Le Strategic Organizing Center (SOC) est une coalition de syndicats étatsuniens qui représente plus de 4 millions de membres. Ces syndicats entrent dans le cadre de la loi Taft-Hartley sur les « fonds de pension syndicaux » et revendiquent avoir une influence sur plus de 250 milliards de dollars d’actifs sous gestion. Le SOC est doté d’un organe appelé SOC Investment Group. Cette instance travaille avec des fonds de retraite dans lesquels sont impliqués des syndicats affiliés au SOC. Elle soutient les initiatives réglementaires et actionnariales qui ont pour but de garantir des administrateurs indépendants et responsables au sein des sociétés, des pratiques raisonnables quant à la rémunération des dirigeants, et des politiques saines sur les plans environnemental, social et des affaires.
Le 18 octobre 2022, SOC IG a adressé une lettre à Séoul au directeur général de Hyundai, Euisun Chung. Dans cette lettre, l’instance indique que les investisseurs qu’elle représente sont préoccupés par une enquête dévoilée en juillet dernier par l’agence Reuters. Celle-ci révélait que SMART Alabama LLC, une filiale du groupe coréen située à Luverne (Alabama), employait une cinquantaine d’enfants dont le plus jeune était âgé de 12 ans, et ce, en violation de la loi fédérale. Le courrier cite aussi une enquête menée en août 2022 par le ministère du Travail qui a relevé la présence d’enfants chez SL Alabama, un sous-traitant de l’entreprise également installé en Alabama. Le porte-parole de Hyundai a déclaré qu’à la suite du contrôle du ministère du Travail, le fournisseur incriminé avait changé de direction et renforcé l’audit de ses pratiques de travail.

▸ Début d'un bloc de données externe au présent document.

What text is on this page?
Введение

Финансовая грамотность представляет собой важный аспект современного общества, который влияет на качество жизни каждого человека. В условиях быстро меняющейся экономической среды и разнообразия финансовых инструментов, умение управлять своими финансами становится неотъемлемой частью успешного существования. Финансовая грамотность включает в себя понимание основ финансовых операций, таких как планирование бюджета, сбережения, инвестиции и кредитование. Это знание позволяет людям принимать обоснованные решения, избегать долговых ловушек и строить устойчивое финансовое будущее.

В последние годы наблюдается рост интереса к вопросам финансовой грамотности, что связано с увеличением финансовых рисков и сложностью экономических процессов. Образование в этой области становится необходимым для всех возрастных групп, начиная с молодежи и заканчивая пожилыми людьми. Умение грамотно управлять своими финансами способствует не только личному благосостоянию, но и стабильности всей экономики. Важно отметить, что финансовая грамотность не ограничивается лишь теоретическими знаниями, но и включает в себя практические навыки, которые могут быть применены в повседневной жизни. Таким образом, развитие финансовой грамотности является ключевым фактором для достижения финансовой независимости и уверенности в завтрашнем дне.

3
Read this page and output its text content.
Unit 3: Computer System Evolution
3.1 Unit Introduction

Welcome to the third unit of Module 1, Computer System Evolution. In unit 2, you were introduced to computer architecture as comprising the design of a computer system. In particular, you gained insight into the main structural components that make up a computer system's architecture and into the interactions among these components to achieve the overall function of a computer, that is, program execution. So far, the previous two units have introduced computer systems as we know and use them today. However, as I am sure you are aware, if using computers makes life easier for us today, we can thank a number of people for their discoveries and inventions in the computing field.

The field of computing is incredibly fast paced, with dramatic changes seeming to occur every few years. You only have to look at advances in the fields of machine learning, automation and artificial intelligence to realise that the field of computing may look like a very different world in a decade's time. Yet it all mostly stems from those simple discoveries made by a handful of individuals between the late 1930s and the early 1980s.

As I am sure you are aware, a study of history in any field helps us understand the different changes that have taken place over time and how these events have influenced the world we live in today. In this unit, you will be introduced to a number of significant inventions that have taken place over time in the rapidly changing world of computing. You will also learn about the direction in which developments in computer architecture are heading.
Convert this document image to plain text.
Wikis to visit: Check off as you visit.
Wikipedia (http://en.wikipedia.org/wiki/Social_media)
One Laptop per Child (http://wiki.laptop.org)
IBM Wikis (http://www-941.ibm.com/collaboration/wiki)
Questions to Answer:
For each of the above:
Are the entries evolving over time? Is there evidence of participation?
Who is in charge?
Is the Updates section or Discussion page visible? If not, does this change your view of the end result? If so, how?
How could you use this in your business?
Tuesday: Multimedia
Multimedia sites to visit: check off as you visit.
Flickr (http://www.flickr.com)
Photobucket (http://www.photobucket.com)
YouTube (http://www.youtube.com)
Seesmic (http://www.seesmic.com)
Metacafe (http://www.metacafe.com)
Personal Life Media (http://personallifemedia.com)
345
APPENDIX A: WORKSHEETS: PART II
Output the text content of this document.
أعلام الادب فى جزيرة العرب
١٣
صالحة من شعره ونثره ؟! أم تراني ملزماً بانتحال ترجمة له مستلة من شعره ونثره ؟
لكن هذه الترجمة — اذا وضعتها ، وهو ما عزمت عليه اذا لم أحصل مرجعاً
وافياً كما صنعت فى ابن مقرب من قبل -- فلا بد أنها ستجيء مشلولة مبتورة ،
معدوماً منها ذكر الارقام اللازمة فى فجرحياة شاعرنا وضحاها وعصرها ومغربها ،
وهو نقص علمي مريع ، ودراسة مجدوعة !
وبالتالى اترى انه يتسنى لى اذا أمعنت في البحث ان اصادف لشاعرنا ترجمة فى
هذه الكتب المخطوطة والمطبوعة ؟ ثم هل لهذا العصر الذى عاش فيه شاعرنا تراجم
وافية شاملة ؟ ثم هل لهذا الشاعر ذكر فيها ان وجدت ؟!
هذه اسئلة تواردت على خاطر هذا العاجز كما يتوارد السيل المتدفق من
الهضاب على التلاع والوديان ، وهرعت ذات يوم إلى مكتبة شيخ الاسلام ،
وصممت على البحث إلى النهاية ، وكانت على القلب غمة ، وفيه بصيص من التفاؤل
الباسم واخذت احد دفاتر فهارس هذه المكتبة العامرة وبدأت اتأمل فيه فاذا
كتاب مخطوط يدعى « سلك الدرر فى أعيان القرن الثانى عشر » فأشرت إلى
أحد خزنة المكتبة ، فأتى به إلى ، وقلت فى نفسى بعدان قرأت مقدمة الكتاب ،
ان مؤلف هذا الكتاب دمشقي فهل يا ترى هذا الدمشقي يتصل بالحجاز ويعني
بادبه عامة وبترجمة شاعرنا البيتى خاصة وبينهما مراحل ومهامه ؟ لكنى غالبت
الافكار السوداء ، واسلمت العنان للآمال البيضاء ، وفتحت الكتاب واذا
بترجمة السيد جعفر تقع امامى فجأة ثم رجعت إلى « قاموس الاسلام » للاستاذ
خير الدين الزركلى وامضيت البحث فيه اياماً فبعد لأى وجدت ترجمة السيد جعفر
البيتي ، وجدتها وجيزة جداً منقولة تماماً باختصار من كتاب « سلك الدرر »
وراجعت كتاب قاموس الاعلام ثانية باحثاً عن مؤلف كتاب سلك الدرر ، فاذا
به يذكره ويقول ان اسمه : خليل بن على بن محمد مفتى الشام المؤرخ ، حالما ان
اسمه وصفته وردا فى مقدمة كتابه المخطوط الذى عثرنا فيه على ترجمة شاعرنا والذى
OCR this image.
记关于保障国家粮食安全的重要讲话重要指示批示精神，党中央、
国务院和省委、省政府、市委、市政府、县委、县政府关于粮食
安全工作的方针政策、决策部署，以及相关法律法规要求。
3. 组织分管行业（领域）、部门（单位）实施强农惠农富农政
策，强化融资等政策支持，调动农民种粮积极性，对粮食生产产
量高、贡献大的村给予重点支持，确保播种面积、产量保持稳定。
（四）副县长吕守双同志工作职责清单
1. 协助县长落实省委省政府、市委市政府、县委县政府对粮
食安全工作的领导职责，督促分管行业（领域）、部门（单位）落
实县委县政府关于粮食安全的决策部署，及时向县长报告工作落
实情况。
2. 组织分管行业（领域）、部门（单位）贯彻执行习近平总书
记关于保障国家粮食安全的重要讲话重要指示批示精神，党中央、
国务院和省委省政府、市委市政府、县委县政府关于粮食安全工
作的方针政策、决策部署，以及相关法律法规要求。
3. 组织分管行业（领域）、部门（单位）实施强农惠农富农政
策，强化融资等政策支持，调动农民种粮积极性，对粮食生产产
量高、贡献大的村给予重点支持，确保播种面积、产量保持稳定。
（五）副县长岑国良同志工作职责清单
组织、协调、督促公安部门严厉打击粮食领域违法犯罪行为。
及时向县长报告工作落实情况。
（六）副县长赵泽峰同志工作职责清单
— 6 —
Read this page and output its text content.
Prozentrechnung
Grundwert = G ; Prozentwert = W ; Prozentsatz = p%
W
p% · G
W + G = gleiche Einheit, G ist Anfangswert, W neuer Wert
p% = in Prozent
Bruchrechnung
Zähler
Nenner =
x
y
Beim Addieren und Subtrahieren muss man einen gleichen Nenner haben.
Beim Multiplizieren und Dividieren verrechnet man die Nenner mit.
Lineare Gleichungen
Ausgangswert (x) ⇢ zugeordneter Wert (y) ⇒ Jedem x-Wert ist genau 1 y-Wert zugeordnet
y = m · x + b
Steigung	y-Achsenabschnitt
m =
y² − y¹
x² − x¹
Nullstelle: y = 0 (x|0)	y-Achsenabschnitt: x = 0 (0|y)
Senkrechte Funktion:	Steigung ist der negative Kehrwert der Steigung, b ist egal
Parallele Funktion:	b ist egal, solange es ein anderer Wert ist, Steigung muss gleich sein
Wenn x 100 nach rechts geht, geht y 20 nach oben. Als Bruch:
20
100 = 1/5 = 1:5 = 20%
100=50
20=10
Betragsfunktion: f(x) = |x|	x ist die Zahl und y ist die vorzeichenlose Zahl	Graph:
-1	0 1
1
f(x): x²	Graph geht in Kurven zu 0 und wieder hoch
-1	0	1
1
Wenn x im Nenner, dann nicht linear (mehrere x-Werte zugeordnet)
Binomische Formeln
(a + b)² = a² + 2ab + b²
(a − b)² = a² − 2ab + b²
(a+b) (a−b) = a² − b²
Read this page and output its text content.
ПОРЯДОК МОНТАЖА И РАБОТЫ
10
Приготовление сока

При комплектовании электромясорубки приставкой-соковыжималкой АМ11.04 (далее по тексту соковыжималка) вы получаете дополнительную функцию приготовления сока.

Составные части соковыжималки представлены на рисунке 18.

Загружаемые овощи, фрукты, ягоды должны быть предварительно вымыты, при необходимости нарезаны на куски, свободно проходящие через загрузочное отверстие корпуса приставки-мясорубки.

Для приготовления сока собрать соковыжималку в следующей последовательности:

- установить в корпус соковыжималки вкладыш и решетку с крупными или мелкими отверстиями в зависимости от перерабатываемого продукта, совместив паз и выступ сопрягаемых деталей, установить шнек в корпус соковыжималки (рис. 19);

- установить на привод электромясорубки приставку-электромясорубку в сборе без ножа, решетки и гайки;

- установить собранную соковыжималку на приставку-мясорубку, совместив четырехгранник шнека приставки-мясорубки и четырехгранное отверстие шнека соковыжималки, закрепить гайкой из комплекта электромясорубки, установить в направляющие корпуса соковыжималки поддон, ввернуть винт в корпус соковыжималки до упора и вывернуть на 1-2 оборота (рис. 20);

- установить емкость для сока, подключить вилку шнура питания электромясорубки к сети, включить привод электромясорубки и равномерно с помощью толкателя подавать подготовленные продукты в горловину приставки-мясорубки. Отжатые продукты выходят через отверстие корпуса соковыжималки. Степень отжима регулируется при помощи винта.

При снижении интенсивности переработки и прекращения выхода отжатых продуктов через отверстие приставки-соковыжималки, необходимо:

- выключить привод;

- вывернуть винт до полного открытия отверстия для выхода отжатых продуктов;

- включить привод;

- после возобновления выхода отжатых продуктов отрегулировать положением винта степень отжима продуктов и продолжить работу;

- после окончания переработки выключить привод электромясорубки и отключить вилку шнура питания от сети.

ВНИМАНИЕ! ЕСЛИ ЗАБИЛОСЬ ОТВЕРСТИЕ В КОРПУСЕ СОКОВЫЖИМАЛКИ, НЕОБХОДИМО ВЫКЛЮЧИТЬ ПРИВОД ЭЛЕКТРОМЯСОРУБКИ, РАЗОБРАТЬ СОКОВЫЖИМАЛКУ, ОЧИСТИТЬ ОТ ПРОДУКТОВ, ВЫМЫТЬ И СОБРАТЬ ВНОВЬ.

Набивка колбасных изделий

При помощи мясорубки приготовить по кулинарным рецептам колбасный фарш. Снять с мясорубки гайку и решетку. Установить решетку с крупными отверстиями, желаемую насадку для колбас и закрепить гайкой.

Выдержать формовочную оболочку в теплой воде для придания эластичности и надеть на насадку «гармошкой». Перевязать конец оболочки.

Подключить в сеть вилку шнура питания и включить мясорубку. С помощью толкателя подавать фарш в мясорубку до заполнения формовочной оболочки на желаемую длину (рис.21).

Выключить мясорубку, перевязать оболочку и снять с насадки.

À l’occasion de cette affaire, le directeur général de SOC IG, Dieter Waizenegger, a souligné que, dans le système américain, les violations du droit du travail avaient généralement des conséquences financières assez faibles. Par exemple, l’amende infligée à SL Alabama s’est élevée à 30 076 dollars. À l’inverse, les violations des droits sociaux fondamentaux peuvent avoir un impact sur la réputation et les affaires. Il encourage donc le conseil d’administration de la société à prendre des mesures telles qu’une évaluation indépendante des risques de violation des droits sociaux dans sa chaîne d’approvisionnement, et d’en rendre les résultats publics.
Aux États-Unis, l’engagement actionnarial a, depuis plusieurs années, intégré l’action syndicale. Des centrales (Unite, SEIU) ont même lancé ponctuellement des actions en France (Sodexo, PPR/Kering, Imerys, Renault-Nissan…). La place des organisations syndicales dans la gestion des fonds de pension reste cependant encore très marginale. En s’appuyant sur les travaux de l’universitaire américaine Teresa Ghilarducci, Catherine Sauviat et Jean-Marie Pernot estimaient en 2000 que les syndicats exerçaient « une influence indirecte sur la moitié environ des actifs gérés par les fonds de pension ». Mais cette représentation syndicale n’en constituait pas pour autant un pouvoir de contrôle. Pour optimiser leur influence sur les pratiques sociales et environnementales des entreprises, les syndicats doivent donc combiner les types d’actions et élargir le cercle des investisseurs engagés.